Archive for October 21st, 2009

Brown water

Brown water, originally uploaded by mdelamerced.

Manila Water did some work on the water lines earlier. Water seems kinda brown. Eeew.

The “Nook” is impressive


Barnes and Noble today launched their ebook competitor to Sony and Amazon called the “Nook”. And I’m impressed. The photo from Gizmodo in my rumor blog about it last week was the real thing.

Priced at $259, the same as the international edition of the Kindle 2 and the big things about it is the WiFi, color touchscreen and mini SD card support is great. They even provided a good comparison chart on how it stands against the Kindle.





It’s important to note that the Nook first creates an environment to enhance the book buying, bookstore and reading experience rather than trying to replace the dead tree books that we usually buy. You read through entire books while inside the actual Barnes and Noble bookstore which is something that you might do in real life. You can share your books with friends digitally which is something that you would do in real life.

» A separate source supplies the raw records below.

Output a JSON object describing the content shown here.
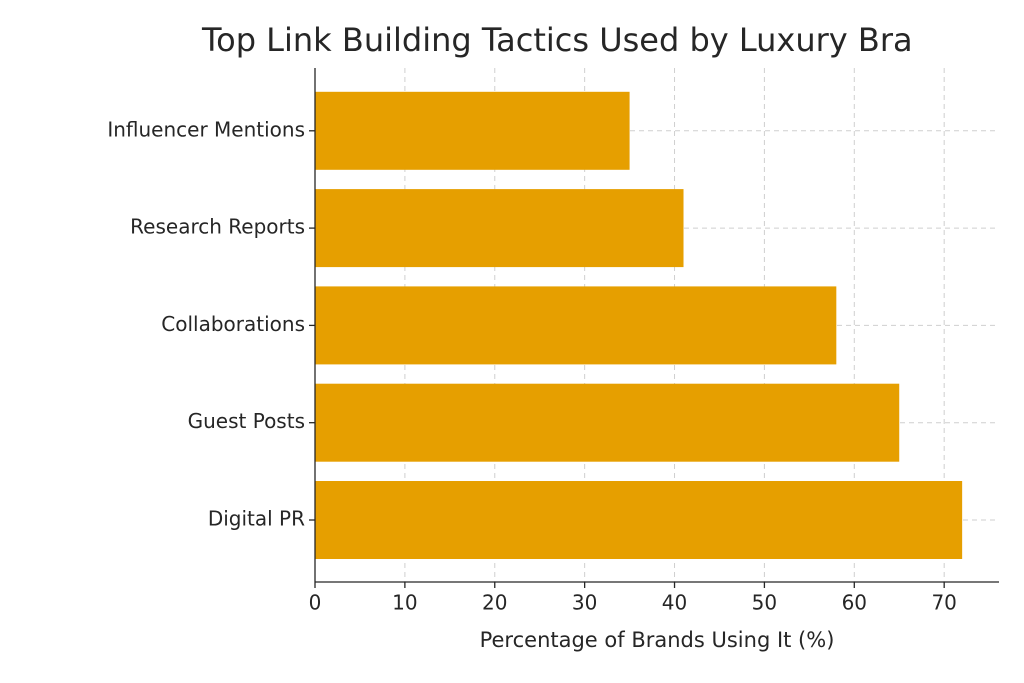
{
  "chart_data": {
    "type": "barh",
    "title": "Top Link Building Tactics Used by Luxury Bra",
    "xlabel": "Percentage of Brands Using It (%)",
    "categories": [
      "Digital PR",
      "Guest Posts",
      "Collaborations",
      "Research Reports",
      "Influencer Mentions"
    ],
    "values": [
      72,
      65,
      58,
      41,
      35
    ],
    "color": "#E69F00",
    "xlim": [
      0,
      76.1
    ],
    "xticks": [
      0,
      10,
      20,
      30,
      40,
      50,
      60,
      70
    ],
    "grid": true
  }
}
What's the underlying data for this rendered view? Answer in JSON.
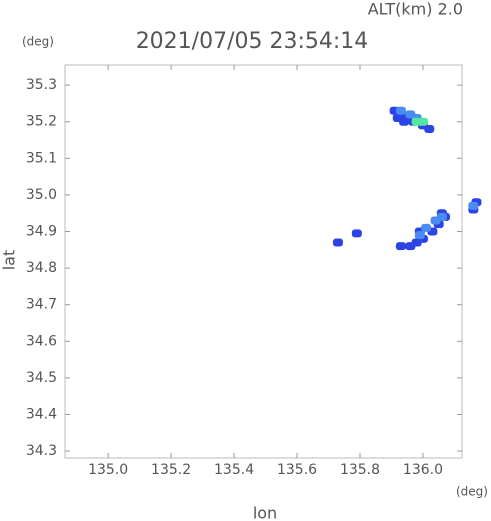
{
  "chart_data": {
    "type": "scatter",
    "title": "2021/07/05 23:54:14",
    "annotation": "ALT(km) 2.0",
    "x_unit": "(deg)",
    "y_unit": "(deg)",
    "x_label": "lon",
    "y_label": "lat",
    "xlim": [
      134.863,
      136.124
    ],
    "ylim": [
      34.281,
      35.355
    ],
    "xticks": [
      {
        "value": 135.0,
        "label": "135.0"
      },
      135.2,
      135.4,
      135.6,
      135.8,
      {
        "value": 136.0,
        "label": "136.0"
      }
    ],
    "yticks": [
      34.3,
      34.4,
      34.5,
      34.6,
      34.7,
      34.8,
      34.9,
      {
        "value": 35.0,
        "label": "35.0"
      },
      35.1,
      35.2,
      35.3
    ],
    "series": [
      {
        "color": "#2c44e6",
        "x": [
          135.91,
          135.93,
          135.95,
          135.97,
          136.0,
          136.02,
          135.92,
          135.94,
          135.93,
          135.96,
          135.98,
          136.0,
          136.03,
          136.05,
          136.07,
          136.06,
          135.99,
          135.73,
          135.79,
          136.16,
          136.17
        ],
        "y": [
          35.23,
          35.22,
          35.21,
          35.2,
          35.19,
          35.18,
          35.21,
          35.2,
          34.86,
          34.86,
          34.87,
          34.88,
          34.9,
          34.92,
          34.94,
          34.95,
          34.9,
          34.87,
          34.895,
          34.96,
          34.98
        ]
      },
      {
        "color": "#4a8cf0",
        "x": [
          135.93,
          135.96,
          135.98,
          136.01,
          136.04,
          136.06,
          135.99,
          136.16
        ],
        "y": [
          35.23,
          35.22,
          35.21,
          34.91,
          34.93,
          34.94,
          34.89,
          34.97
        ]
      },
      {
        "color": "#50e8a0",
        "x": [
          135.98,
          136.0
        ],
        "y": [
          35.2,
          35.2
        ]
      }
    ]
  }
}
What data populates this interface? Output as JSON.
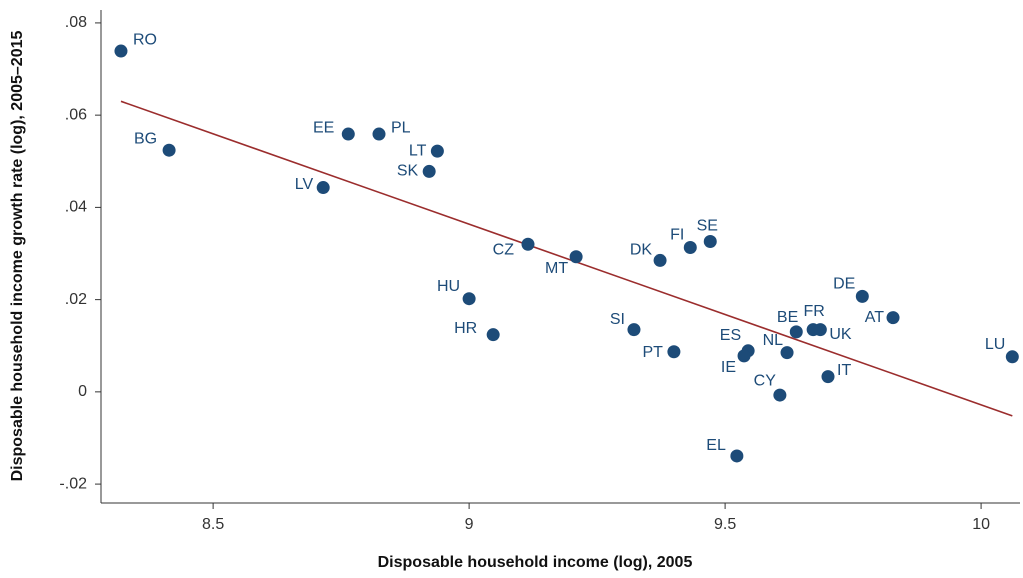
{
  "chart_data": {
    "type": "scatter",
    "x_label": "Disposable household income (log), 2005",
    "y_label": "Disposable household income growth rate (log), 2005–2015",
    "xlim": [
      8.281,
      10.076
    ],
    "ylim": [
      -0.0241,
      0.0828
    ],
    "xticks": [
      8.5,
      9,
      9.5,
      10
    ],
    "yticks": [
      {
        "value": -0.02,
        "label": "-.02"
      },
      {
        "value": 0,
        "label": "0"
      },
      {
        "value": 0.02,
        "label": ".02"
      },
      {
        "value": 0.04,
        "label": ".04"
      },
      {
        "value": 0.06,
        "label": ".06"
      },
      {
        "value": 0.08,
        "label": ".08"
      }
    ],
    "grid": false,
    "color": "#1d4b78",
    "labels": [
      "RO",
      "BG",
      "EE",
      "PL",
      "LT",
      "SK",
      "LV",
      "CZ",
      "MT",
      "HU",
      "HR",
      "DK",
      "FI",
      "SE",
      "SI",
      "PT",
      "DE",
      "AT",
      "BE",
      "FR",
      "UK",
      "ES",
      "IE",
      "NL",
      "IT",
      "CY",
      "EL",
      "LU"
    ],
    "x": [
      8.32,
      8.414,
      8.764,
      8.824,
      8.938,
      8.922,
      8.715,
      9.115,
      9.209,
      9.0,
      9.047,
      9.373,
      9.432,
      9.471,
      9.322,
      9.4,
      9.768,
      9.828,
      9.639,
      9.672,
      9.686,
      9.545,
      9.537,
      9.621,
      9.701,
      9.607,
      9.523,
      10.061
    ],
    "y": [
      0.0739,
      0.0524,
      0.0559,
      0.0559,
      0.0522,
      0.0478,
      0.0443,
      0.032,
      0.0293,
      0.0202,
      0.0124,
      0.0285,
      0.0313,
      0.0326,
      0.0135,
      0.0087,
      0.0207,
      0.0161,
      0.013,
      0.0135,
      0.0135,
      0.0089,
      0.0078,
      0.0085,
      0.0033,
      -0.0007,
      -0.0139,
      0.0076
    ],
    "trendline": {
      "x": [
        8.32,
        10.061
      ],
      "y": [
        0.063,
        -0.0052
      ],
      "color": "#9b2d2d"
    }
  }
}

The touch screen is a good addition but colored? I know we like to look at our book covers in color but is it really necessary? I would have preferred that the screen is colored. Particularly with books that have colored pictures to be digitally viewable in colored as well in the Nook.

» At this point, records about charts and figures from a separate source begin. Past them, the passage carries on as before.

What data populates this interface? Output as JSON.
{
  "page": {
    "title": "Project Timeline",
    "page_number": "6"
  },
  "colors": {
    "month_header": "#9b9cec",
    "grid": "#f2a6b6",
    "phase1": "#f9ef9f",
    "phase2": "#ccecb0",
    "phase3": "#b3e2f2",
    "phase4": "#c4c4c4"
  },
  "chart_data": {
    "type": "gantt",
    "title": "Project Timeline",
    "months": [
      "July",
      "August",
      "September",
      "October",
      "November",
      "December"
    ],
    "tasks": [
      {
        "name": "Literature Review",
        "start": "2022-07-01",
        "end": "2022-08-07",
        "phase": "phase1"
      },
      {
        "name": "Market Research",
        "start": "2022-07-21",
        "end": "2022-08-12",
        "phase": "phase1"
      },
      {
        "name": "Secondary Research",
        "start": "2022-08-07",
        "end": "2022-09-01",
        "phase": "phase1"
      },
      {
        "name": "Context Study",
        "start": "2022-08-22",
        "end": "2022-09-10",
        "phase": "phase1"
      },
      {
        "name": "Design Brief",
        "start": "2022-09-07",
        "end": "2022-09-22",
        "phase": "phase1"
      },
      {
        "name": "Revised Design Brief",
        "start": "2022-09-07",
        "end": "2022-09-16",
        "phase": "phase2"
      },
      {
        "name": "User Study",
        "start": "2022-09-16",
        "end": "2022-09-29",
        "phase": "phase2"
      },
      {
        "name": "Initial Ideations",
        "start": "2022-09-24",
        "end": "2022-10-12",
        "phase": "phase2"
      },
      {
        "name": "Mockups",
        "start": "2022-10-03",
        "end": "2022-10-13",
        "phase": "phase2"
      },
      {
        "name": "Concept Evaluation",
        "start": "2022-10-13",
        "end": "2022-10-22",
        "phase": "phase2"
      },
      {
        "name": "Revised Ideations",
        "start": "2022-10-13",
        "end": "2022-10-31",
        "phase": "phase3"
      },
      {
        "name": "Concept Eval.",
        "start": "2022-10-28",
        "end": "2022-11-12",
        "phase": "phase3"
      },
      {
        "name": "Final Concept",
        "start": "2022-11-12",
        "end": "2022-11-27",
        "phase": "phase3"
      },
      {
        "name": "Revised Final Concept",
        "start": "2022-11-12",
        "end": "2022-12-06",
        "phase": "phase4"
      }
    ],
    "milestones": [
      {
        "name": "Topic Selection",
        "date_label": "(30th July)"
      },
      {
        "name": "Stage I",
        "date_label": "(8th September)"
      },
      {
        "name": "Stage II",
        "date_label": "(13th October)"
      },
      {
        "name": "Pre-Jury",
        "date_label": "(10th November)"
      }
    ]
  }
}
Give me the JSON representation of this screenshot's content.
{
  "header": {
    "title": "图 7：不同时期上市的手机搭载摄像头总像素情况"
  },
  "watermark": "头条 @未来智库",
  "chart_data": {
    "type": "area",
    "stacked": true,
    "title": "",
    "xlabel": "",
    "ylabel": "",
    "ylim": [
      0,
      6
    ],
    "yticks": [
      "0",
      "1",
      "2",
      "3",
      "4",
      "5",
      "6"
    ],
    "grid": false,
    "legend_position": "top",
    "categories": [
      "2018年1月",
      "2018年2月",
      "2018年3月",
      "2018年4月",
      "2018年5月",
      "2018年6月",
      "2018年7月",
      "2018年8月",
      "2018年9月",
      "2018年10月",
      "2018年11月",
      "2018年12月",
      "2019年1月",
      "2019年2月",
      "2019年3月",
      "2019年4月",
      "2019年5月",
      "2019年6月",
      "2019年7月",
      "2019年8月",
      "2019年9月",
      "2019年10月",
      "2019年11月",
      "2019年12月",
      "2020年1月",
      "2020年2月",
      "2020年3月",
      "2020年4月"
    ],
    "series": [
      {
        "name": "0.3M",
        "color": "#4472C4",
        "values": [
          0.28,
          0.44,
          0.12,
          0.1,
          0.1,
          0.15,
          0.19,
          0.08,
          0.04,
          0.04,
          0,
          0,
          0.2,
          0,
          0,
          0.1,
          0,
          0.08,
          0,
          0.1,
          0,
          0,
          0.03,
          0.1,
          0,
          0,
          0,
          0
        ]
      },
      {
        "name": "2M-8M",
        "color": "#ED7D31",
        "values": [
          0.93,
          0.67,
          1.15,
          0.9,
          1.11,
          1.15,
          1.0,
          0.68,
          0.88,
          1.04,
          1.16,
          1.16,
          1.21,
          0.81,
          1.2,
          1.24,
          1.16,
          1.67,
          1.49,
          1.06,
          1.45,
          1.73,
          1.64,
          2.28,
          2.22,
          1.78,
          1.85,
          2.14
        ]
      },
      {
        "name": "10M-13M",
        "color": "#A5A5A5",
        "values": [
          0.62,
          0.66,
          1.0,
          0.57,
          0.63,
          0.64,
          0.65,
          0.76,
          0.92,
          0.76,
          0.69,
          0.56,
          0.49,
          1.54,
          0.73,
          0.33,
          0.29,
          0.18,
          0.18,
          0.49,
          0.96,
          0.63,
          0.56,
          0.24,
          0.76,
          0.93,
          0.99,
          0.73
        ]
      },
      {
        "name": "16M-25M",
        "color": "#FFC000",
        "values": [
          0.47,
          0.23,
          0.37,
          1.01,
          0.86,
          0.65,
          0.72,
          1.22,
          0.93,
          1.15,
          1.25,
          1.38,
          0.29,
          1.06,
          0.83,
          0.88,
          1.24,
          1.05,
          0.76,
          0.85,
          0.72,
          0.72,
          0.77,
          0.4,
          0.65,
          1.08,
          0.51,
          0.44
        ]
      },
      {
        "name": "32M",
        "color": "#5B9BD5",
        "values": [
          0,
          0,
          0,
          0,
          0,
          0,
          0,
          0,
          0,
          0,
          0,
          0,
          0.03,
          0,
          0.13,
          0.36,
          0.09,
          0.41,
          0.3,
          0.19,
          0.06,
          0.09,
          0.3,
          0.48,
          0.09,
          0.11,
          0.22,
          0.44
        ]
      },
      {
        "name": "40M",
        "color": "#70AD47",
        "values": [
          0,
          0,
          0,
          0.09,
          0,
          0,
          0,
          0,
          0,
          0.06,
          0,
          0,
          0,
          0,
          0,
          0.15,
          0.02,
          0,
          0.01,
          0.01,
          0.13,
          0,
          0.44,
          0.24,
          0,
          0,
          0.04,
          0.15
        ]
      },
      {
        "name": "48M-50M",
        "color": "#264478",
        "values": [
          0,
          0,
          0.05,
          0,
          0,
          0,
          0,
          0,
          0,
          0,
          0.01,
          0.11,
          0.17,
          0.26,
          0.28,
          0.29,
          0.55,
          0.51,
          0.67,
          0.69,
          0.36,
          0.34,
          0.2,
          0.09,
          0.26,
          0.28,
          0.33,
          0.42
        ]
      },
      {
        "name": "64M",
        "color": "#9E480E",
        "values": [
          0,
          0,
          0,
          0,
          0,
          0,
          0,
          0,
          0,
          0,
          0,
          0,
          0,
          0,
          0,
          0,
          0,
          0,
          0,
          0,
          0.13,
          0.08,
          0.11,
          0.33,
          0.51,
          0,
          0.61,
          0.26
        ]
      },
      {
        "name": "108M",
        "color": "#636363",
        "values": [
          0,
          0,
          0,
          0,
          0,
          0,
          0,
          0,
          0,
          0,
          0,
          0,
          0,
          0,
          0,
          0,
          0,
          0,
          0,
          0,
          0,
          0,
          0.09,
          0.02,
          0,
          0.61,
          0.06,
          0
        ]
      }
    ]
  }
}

For overseas users who want an ebook reader when we travel or when we live in other places outside the United States are out of luck. The Nook is just for the U.S. (for now I hope). You cannot purchase books via WiFi outside the US. The Nook uses AT&T’s 3G network so there may be hope for the rest of us living outside the US much like the Kindle.

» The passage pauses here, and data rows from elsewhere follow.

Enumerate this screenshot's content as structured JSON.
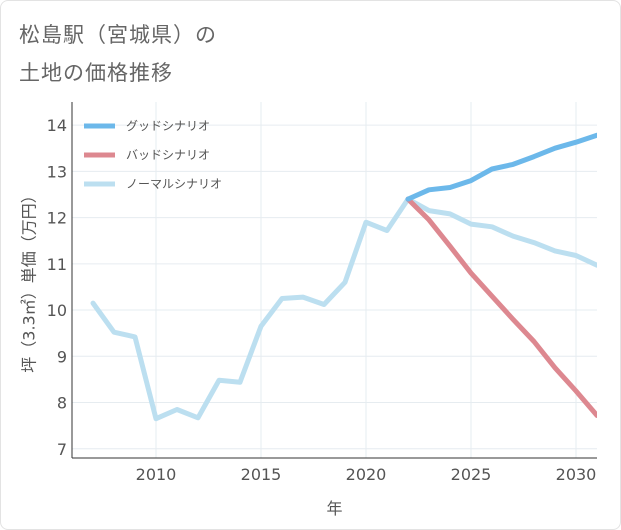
{
  "title": {
    "line1": "松島駅（宮城県）の",
    "line2": "土地の価格推移"
  },
  "chart_data": {
    "type": "line",
    "xlabel": "年",
    "ylabel": "坪（3.3㎡）単価（万円）",
    "xlim": [
      2006,
      2031
    ],
    "ylim": [
      6.8,
      14.5
    ],
    "x_ticks": [
      2010,
      2015,
      2020,
      2025,
      2030
    ],
    "y_ticks": [
      7,
      8,
      9,
      10,
      11,
      12,
      13,
      14
    ],
    "grid": true,
    "legend_position": "top-left",
    "series": [
      {
        "name": "グッドシナリオ",
        "color": "#6cb8ea",
        "x": [
          2022,
          2023,
          2024,
          2025,
          2026,
          2027,
          2028,
          2029,
          2030,
          2031
        ],
        "values": [
          12.4,
          12.6,
          12.65,
          12.8,
          13.05,
          13.15,
          13.32,
          13.5,
          13.63,
          13.78
        ]
      },
      {
        "name": "バッドシナリオ",
        "color": "#dd8890",
        "x": [
          2022,
          2023,
          2024,
          2025,
          2026,
          2027,
          2028,
          2029,
          2030,
          2031
        ],
        "values": [
          12.4,
          11.95,
          11.38,
          10.8,
          10.3,
          9.8,
          9.32,
          8.75,
          8.25,
          7.72
        ]
      },
      {
        "name": "ノーマルシナリオ",
        "color": "#bcdff0",
        "x": [
          2007,
          2008,
          2009,
          2010,
          2011,
          2012,
          2013,
          2014,
          2015,
          2016,
          2017,
          2018,
          2019,
          2020,
          2021,
          2022,
          2023,
          2024,
          2025,
          2026,
          2027,
          2028,
          2029,
          2030,
          2031
        ],
        "values": [
          10.15,
          9.52,
          9.42,
          7.65,
          7.85,
          7.67,
          8.48,
          8.44,
          9.65,
          10.25,
          10.28,
          10.12,
          10.6,
          11.9,
          11.72,
          12.4,
          12.15,
          12.08,
          11.86,
          11.8,
          11.6,
          11.46,
          11.28,
          11.18,
          10.97
        ]
      }
    ]
  }
}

The Nook only has 10 days of battery life compared to the Kindle’s 14. If Apple is indeed at work on a similar device it should either provide a strong argument why the battery doesn’t last for days or the technology behind it allows it to last for days.

The Nook supports various formats that you can put in a 16GB mini SD card including mp3s. It does not support text to audio like the Kindle which got Amazon into some trouble when it was released.

The Nook supports pdf, jpg, gif, png bmp, mpdf, ePub and PDB file formats. You do not have to email these documents for the provider to send it back to you for a nominal fee to be able to read it on the Nook. These can all be done by the user. Yay!

This might not be the perfect eReader out there. But it is a good first step in the right direction. Now I wish all the ebooks are published in a common format that will allow me to buy books from any digital storefront and get the book I want at the lowest price available. That would be something. Especially when we are given the opportunity to write our own books and publish it ourselves. Now that would be totally amazing.


The logo just looks a bit off for me. It looks more like a horseshoe at first glance. Very tempting to buy, but I’ll hold off until I see that device from Cupertino.